Climate change: do we have a dog in this fight?

The debate basically comes down to two questions:

  1. What is the Earth’s climate sensitivity?  Will doubling CO2 increase temperatures by 1 degree or 5 degrees?
  2. How do the costs of reducing carbon emissions compare with the costs of just adjusting to a new temperature?

Now, it seems clear to me that our ideology–whatever it was we decided to call it–doesn’t have a stake in the answers to these questions.  Of course, we do have such a stake, since we must live on the Earth and in the world economy, but we don’t have a stake as ideologues.  If the climate is very sensitive, that doesn’t in any way call into question our beliefs:  that monarchy is the best form of government, that patriarchy is the normative form of family life, etc.  The only way that our ideology might come into play is that the meaning of the word “costs” in the second question might be different for us.  I’ve argued before, though, that our priorities would actually make us more inclined to trade economic growth for climate stability than someone who didn’t value regional cultures the way we do.  That’s not to say that we wouldn’t ever decide that the price of this stability is too high, only that our commitments make us value it more rather than less.

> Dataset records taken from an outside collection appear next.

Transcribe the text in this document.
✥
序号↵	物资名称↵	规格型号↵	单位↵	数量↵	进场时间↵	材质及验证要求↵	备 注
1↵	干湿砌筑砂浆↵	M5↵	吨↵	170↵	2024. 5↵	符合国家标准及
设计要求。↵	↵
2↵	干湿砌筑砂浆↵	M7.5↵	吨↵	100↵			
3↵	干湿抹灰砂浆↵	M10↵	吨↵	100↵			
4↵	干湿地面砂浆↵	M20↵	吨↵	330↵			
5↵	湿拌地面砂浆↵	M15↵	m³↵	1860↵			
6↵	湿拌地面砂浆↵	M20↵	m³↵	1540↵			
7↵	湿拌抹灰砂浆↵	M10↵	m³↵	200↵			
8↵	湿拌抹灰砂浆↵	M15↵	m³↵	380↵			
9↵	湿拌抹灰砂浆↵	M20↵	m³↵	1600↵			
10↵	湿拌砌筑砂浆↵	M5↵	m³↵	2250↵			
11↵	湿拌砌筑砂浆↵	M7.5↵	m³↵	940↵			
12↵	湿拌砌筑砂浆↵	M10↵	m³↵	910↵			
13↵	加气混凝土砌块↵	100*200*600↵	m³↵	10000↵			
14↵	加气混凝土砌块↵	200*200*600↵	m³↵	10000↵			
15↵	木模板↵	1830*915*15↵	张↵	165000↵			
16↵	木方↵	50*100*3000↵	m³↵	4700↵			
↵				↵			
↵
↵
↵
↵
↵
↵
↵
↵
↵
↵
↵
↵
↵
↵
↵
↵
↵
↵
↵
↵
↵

I have heard one argument for why conservatives, as conservatives, should distrust the movement to prevent anthropogenic alterations to the climate.  It’s that this is going to end up being used as a justification to impose a socialist world-state on us, an idea that most liberals would like anyway, but something that would abhor us.  Right now, though, this is a hypothetical issue, because no measures that are really being considered to curb carbon emissions come anywhere near world socialism.  A carbon tax, for example, may or may not be a good idea, but I don’t see how it would turn the economy over to the government.

Similarly, it’s possible that global warming could serve as an excuse for the UN to push anti-natalism, contraception, and abortion on the third-world to get rid of future unwanted carbon-emitters.  Some nuts are already using it this way.  However, no one near positions of power, no matter how far on the Left, is pushing this.  If the UN decides to start forcefully sterilizing African women (which they may be doing already as far as I know–I wouldn’t put anything past those devils), we should certainly fight that.  But it would be crazy to base our case on a scientific claim about that atmosphere that might turn out to be wrong.

I realize, however, that many of my readers disagree with me on this.  You think that this is an issue on which we must take a stand.  I would like to hear your reasons for this, and I would be grateful if you would share them.

2 Responses

  1. Climate change could be an opportunity for us: it could be — indeed has been — argued that democracy cannot provide the strength and coherence of leadership required to make the sacrifices necessary to save the planet. Only a ruler with a connection to the land and a dynastic view of timescales — someone like HRH The Prince of Wales — would be able to act appropriately.

    I would happily make that argument if I could bring myself to believe in Anthropogenic Global Warming. But that I cannot do.

    What I think should tend to put us on the other side is not the implications of the theory Global Warming, but its origins. The theory is a product of the totalitarian-democratic-technocratic state. When we discussed here whether we were reactionary or authoritarian or royalist or what, nobody suggested that we were totalitarian. It is not we who believe that every scientist should look to the state to direct what he should be researching. But that is the situation today, and we have reached the point where those state decisions are being made on the basis of whether the power of the faction making the decision will be advanced or retarded as a consequence.

  2. Who ya callin’ ideologue, bud? (I guess that’d be a separate post…)

    Anyway, no, counter-revolutionary traditionalist conservatives don’t really have a dog in the fight per se’. In fact, there could be no better news for anti-modernists than to find that modernity itself (founded upon the ever advancing use of the earth’s 200 million yo solar energy storehouse) was itself complicit in the earth’s demise… However, the counter-revolutionary disposition is typically one of skepticism, especially toward late and trendy viewpoints. That the earth has gotten along fine in the past, and in fact flourished (e.g., in the Cambrian period), with much higher temperatures and CO2 levels supports this skepticism; that all the wrong sorts of people are jumping aboard the chiliastic bandwagon cannot help.